Experimental apparatus 1 in this case is basically the same as the apparatus shown in Figure 1, but instead of a synthetic medium, natural urine from five healthy adult males was used at 37°C at a flow rate of 100 m 1 /d.
The test bacteria were not inoculated at the catheter outlet. In addition, the control in this case is
An all-silicone urinary catheter, which is said to have relatively excellent anti-calculi properties, was used. The catheter was cut open and observed for patency of the catheter and stones and other deposits on its lumen surface after the catheter was allowed to flow in this manner for one month.

The results are shown in Table 3.

Table 3 Example 2 In place of nalidixic acid, - ship name norfloxacin, chemical name 1-ethyl-6-fluoro-1,4-cibidro-4-oxo-7-(1-piperazyl)-3-quinolinecarboxylic acid A solution having the same composition ratio as Solution B of Example 1 was prepared except that the same composition was used, and the sustained release behavior of norfloxacin from a natural rubber sheet prepared from the solution was tracked in the same manner as in Example 1.

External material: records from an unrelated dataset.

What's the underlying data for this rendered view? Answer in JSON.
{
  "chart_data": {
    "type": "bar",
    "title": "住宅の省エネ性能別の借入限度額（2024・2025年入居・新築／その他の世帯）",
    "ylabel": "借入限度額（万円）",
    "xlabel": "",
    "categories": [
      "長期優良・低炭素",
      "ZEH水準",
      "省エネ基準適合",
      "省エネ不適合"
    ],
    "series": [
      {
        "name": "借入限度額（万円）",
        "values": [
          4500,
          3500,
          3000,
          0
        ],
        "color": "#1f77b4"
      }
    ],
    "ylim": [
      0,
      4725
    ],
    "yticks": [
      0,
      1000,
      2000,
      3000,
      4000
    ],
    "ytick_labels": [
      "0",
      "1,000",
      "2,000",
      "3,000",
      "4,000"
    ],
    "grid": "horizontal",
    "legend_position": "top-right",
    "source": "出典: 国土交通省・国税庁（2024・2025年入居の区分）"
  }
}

It was revealed that 30 μg/m 1 or more of norfloxacin was almost constantly released over a period of one month.

Next, according to Example 1, a catheter in which norfloxacin was blended in the outer and inner layers of the catheter was manufactured and subjected to the in vitro urinary tract infection model experiment and urinary stone stone model experiment of Example 1.

As a result, regarding the effect of preventing urinary tract infection, the number of days required for infection to occur was 53 days on average in 5 cases. Furthermore, as for the effect of preventing urinary tract stones, almost no deposits such as stones were observed after one month.

Example 3 Generic name ofloxacin instead of nalidixic acid.

Chemical name: 9-Fluoro-2,3-sibidro-3-methyl-10-(4-methyl-1-piperazyl)-7-oxo-7H-pyrido(1,2,3-de)(1,4)benzoxazine- B of Example 1 except that 6-carboxylic acid was used.
? A liquid with the same composition ratio as & was prepared, and the sustained release behavior of ofloxacin from a natural rubber sheet prepared from it was tracked in the same manner as in Example 1. As a result, ofloxacin of 45 μg/ml or more was almost constitutively released over a period of one month. It became clear that the drug was released slowly.

[Brief explanation of drawings]

FIG. 1 is a schematic diagram of a urinary tract infection model experimental apparatus carried out in Example 1 of the present invention. 1 - Condensed bladder, 2 - Sterile culture medium, 3a, 3b...-Connecting tube, 4- Catheter, 5- Pump, 6- Receptacle. F. - Direction of medium flow, ■...Connection position of test bacteria.

Claims (5)

[Claims] (1) A medical device containing an antibacterial agent in natural rubber, synthetic rubber, or synthetic resin constituting the medical device, characterized in that it contains a pyridonecarboxylic acid-based antibacterial agent as the antibacterial agent. Sexual medical equipment. (2) Claim 1 in which the medical device is a catheter
Medical equipment listed in section. (3) The medical device according to claim 2, wherein the catheter is a urinary catheter. (4) The medical device according to claim 2, wherein the catheter is a peritoneal dialysis catheter. (5) The pyridonecarboxylic acid antibacterial agent is nalidixic acid,
Pyromidic acid, hypermic acid, cinoxane, oxolinic acid,
The medical device according to any one of claims 1 to 4, which is norfloxacin, ofloxacin, enoxacin, ciprofloxacin, or peproxacin.